Widowspeak – Expect The Best (Captured Tracks)


Newly expanded Widowspeak return with an album of emotional truths. Expect The Best is the embodiment of change: line-up of the band, location and approach to songwriting. Darker than previously, Widowspeak still sound as if they are coaxing the stars down out of a Midwest sky.

Expect The Best was written by Molly Hamilton whilst in Tacoma, Washington, her hometown, a contrast to her usual New York. Many of the tracks mirror the dreamy melancholy of going home to a place where you never fitted in and coming to terms with your feeling of displacement on your return. ‘The Dream’ reflects this in the acoustic and slide guitar, the ‘cowboy grunge’ that Widowspeak describe their music as.

Other than the first release, ‘Dog’, there are few tracks on Expect The Best that leap out as singles. Instead the album is largely one of sombre feelings and textures, enhanced by the addition of James Jano’s drums and Willy Muse’s bass. ‘Dog’ ebbs and flows underneath Robert Earl Thomas’s slide guitar. Molly Hamilton looks like Stevie Nicks but sings like Hope Sandoval. However, unlike Sandoval, Hamilton does look like she might piss on you if you were on fire.

There is a real aura of cool about the album, most noticeably on tracks such as ‘When I Tried’, ‘Let Me’ and ‘Right On’. It could be resignation, it could be languor, either way something is being held back. It might be through lethargy rather than anything contrived. These tracks are uncomplicated four-piece guitar band with sultry female singer tracks. Added background ‘woos’ sound like an apathetic wind. As in so many places the lyrics are difficult to make out, the message is in the delivery rather than the meaning. ‘Right On’ is especially successful with an expressive but low key guitar taunting in the middle section. A perfect three minute track.

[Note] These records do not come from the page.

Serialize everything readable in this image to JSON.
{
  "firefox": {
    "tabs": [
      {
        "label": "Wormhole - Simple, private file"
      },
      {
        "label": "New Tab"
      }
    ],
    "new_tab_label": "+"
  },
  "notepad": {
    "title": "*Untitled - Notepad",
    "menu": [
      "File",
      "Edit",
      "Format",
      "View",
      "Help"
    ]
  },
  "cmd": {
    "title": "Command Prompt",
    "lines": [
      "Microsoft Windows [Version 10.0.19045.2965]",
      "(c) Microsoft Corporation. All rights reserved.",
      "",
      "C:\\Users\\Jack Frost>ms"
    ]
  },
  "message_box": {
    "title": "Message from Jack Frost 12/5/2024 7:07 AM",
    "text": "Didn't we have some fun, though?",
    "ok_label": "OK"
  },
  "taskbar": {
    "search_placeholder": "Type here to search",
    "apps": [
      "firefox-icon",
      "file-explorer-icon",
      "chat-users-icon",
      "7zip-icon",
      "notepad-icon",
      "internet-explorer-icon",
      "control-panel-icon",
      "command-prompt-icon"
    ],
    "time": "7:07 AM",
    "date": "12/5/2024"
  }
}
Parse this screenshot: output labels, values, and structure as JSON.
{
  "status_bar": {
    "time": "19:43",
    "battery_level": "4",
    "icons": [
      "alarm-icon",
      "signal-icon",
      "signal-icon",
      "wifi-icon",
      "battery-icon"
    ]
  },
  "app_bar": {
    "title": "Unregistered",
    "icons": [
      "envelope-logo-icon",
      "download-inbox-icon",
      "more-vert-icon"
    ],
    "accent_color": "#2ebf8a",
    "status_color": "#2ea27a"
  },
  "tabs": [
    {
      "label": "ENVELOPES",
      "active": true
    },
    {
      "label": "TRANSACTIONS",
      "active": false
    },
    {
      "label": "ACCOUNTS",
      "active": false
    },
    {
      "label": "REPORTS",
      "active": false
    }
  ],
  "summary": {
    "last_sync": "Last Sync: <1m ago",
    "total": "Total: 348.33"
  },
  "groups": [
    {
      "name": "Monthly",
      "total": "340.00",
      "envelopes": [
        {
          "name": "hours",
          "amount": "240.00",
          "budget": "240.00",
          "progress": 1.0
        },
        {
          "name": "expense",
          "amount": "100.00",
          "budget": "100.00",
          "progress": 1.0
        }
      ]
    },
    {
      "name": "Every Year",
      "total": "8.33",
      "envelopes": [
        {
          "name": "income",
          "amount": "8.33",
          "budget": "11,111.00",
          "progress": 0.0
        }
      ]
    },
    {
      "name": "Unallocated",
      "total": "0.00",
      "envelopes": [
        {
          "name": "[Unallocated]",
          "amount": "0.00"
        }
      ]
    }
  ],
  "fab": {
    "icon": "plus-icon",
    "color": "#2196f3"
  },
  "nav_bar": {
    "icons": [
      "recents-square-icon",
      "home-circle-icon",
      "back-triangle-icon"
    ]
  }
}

‘Warmer’ is another strong track. More haunting in rhythm, noted by the simple taps on the rim of the drum and the ominous chimes of the guitar. This track is White Stripes when Meg sings. However, we are getting warmer not because we have reached comfort but because we are walking ever closer to a wild fire.

There isn’t anything to distinguish the title track from any others on Expect The Best. It offers the clearest juxtaposition of a heavy, grungy guitar and a dreamy vocal but that is all. Likewise, ‘Fly On The Wall’, the seven minute closer is neither anthemic nor dramatic. You will need something to counteract the oppressiveness after listening to this album.

To be eaten whole like a box of Black Magic.

Expect The Best will be released on 25th August 2017 through Captured Tracks.